If you look closely you’ll notice one line that opens some pretty cool doors.

def self.app(flipper = nil, options = {})
#  env_key = options.fetch(:env_key, 'flipper')
#  app = ->() { [200, { 'Content-Type' => 'text/html' }, ['']] }
#  builder = Rack::Builder.new
   yield builder if block_given?
#  builder.use Rack::Protection
#  builder.use Rack::Protection::AuthenticityToken
#  builder.use Rack::MethodOverride
#  builder.use Flipper::Middleware::SetupEnv, flipper, env_key: env_key
#  builder.use Flipper::Middleware::Memoizer, env_key: env_key
#  builder.use Middleware, env_key: env_key
#   builder.run app
#  klass = self
#  builder.define_singleton_method(:inspect) { klass.inspect } # pretty rake routes output
#  builder
end

When provided a block, Flipper::UI.app invokes the block, yielding the Rack::Builder instance. This exposes the internal Rack::Builder instance allowing developers to chain any additional middleware they’d like:

Rails.application.routes.draw do
  mount Flipper::UI.app(Flipper) { |builder|
    builder.use(Middleware)
  } => '/flipper'
end

Use Case: Flipper Auditing

At work we needed an audit trail of any changes made through the Flipper UI.

  • Who made the change?

  • Which feature was enabled?

  • What date were they enabled?

Clicking the Enable button enables a feature for all users:

enable-button

In Chrome’s network inspector we see this button makes a:

  • POST request to /flipper/features/feature_name/boolean
  • Body includes some form data { action: enable, authenticity_token: ***** }
  • Responds with a 302 HTTP status code (redirect)

enable

We also know we have an authenticated user interacting with the UI so can get the user making these requests from the server. All of this information combined tells us:

Who made the change? - currently signed in user

Which feature was enabled? - /features/optimized_search/boolean

Who was enabled? - /features/optimized_search/boolean; { action: 'Enable' }, in other words everyone

302 - tells us this request was succesful

Audit Middleware

Let’s implement a simple middleware that simply logs this info.

class FlipperUIMiddleware
  def initialize(app)
    @app = app
  end

  def call(env)
    status, headers, body = @app.call(env)
    request = Rack::Request.new(env)
    user_email = env['warden'].user.email
    message = format(user_email, request, status)
    Rails.logger.info(message) unless asset_request?(request.url)
    [status, headers, body]
  end

  private

  def asset_request?(url)
    /\.\w+$/.match(url)
  end

  def format(user_email, request, status)
    msg = {
      email: user_email,
      method: request.request_method,
      url: request.url,
      params: request.params.except('authenticity_token'),
      status: status
    }

    JSON.generate(msg)
  end
end

And make sure Flipper::UI is using it

Rails.application.routes.draw do
  mount Flipper::UI.app(Flipper) { |builder|
    builder.use(FlipperUIMiddleware)
  } => '/flipper'
end

Now all requests made to flipper/ will pass their responses through our middleware.

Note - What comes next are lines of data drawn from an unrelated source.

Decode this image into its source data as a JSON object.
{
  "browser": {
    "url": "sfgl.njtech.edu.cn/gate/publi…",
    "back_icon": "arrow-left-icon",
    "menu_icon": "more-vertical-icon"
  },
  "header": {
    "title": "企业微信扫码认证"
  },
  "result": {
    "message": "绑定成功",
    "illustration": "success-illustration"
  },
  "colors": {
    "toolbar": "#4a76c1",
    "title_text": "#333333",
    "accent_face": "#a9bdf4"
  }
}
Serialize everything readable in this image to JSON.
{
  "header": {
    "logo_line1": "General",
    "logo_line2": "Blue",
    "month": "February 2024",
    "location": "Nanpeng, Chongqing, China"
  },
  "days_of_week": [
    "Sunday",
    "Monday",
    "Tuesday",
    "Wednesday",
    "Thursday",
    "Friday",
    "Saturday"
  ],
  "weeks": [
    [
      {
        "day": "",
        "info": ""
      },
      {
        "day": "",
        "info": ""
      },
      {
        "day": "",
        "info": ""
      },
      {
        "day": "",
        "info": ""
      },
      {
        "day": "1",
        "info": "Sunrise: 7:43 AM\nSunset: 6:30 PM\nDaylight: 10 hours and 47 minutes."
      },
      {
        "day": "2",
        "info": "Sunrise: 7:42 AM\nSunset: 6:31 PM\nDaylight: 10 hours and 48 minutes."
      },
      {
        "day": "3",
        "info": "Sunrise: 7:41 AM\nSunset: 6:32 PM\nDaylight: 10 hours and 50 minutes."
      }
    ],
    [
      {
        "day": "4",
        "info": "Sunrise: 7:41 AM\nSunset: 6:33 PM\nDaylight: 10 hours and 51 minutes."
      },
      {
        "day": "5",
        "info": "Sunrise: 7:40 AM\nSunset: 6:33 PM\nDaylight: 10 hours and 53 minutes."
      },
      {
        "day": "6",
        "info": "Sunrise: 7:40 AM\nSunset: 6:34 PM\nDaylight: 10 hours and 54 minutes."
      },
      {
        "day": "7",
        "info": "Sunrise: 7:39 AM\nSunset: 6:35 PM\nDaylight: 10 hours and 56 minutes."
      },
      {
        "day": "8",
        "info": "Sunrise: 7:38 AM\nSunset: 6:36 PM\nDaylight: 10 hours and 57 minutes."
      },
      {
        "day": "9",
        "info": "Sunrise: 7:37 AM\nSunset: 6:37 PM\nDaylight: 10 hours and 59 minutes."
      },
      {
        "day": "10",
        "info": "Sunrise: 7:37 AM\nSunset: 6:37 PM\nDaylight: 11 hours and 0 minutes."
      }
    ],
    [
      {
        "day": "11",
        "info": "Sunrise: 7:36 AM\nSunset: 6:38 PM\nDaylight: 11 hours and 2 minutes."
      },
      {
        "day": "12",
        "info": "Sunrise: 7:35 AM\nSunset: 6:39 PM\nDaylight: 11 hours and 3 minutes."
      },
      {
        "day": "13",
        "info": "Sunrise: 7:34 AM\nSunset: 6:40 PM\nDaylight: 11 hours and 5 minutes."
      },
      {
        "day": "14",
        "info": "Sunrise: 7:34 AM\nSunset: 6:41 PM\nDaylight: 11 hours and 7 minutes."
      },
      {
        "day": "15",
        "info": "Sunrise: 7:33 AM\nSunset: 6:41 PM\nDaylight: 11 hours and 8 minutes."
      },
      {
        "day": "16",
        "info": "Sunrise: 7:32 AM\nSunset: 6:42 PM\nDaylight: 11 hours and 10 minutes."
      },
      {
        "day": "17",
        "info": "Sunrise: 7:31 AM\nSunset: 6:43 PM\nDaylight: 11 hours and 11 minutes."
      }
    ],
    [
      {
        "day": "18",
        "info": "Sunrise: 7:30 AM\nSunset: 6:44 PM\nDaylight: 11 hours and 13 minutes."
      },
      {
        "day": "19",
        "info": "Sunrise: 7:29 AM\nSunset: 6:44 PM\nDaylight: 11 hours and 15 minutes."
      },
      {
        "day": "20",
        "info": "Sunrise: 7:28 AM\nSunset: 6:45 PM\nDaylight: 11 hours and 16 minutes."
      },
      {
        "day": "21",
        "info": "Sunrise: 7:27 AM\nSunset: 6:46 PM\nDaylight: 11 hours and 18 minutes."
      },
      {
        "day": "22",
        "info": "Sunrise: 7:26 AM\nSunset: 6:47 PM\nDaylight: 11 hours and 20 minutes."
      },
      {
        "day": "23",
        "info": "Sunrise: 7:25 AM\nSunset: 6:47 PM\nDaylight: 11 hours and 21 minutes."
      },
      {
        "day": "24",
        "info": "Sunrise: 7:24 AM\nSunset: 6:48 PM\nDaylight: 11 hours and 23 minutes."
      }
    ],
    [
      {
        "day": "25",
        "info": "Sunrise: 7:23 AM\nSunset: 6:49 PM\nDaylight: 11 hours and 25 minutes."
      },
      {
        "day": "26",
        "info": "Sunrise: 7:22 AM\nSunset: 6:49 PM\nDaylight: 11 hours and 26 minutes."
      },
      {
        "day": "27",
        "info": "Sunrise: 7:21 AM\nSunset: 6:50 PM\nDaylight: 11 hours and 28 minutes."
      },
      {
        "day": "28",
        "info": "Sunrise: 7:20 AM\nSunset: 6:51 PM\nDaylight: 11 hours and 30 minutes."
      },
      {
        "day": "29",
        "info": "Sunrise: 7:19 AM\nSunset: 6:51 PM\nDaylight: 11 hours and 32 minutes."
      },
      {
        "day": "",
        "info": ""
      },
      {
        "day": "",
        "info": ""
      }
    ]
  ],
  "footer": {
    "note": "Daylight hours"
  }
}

Some notes on the middleware:

  • We’re using a warden-based authentication framework, Devise, which uses its own middleware to add the current user to the request
  • Rack::Request just provides a simple interface for interacting with the request.
  • We only log requests triggered by the user. Since all requests to flipper/ will pass through this middleware we need to filter out any requests for asset files (files ending in .css, .js, .png, etc.). /.\w+$/.match(url) takes care of this.
  • We filter our the authenticity_token, which is there to protect against CSRF attacks.

Now in our logs we can easily query for the these messages and get an understanding of who’s done what within the Flipper UI.

flipper-ui-features Logentries’ advanced LEQL

I always find it useful connecting the theory with real-world examples. Hopefully this gives you just a bit more understanding of your Rack applications.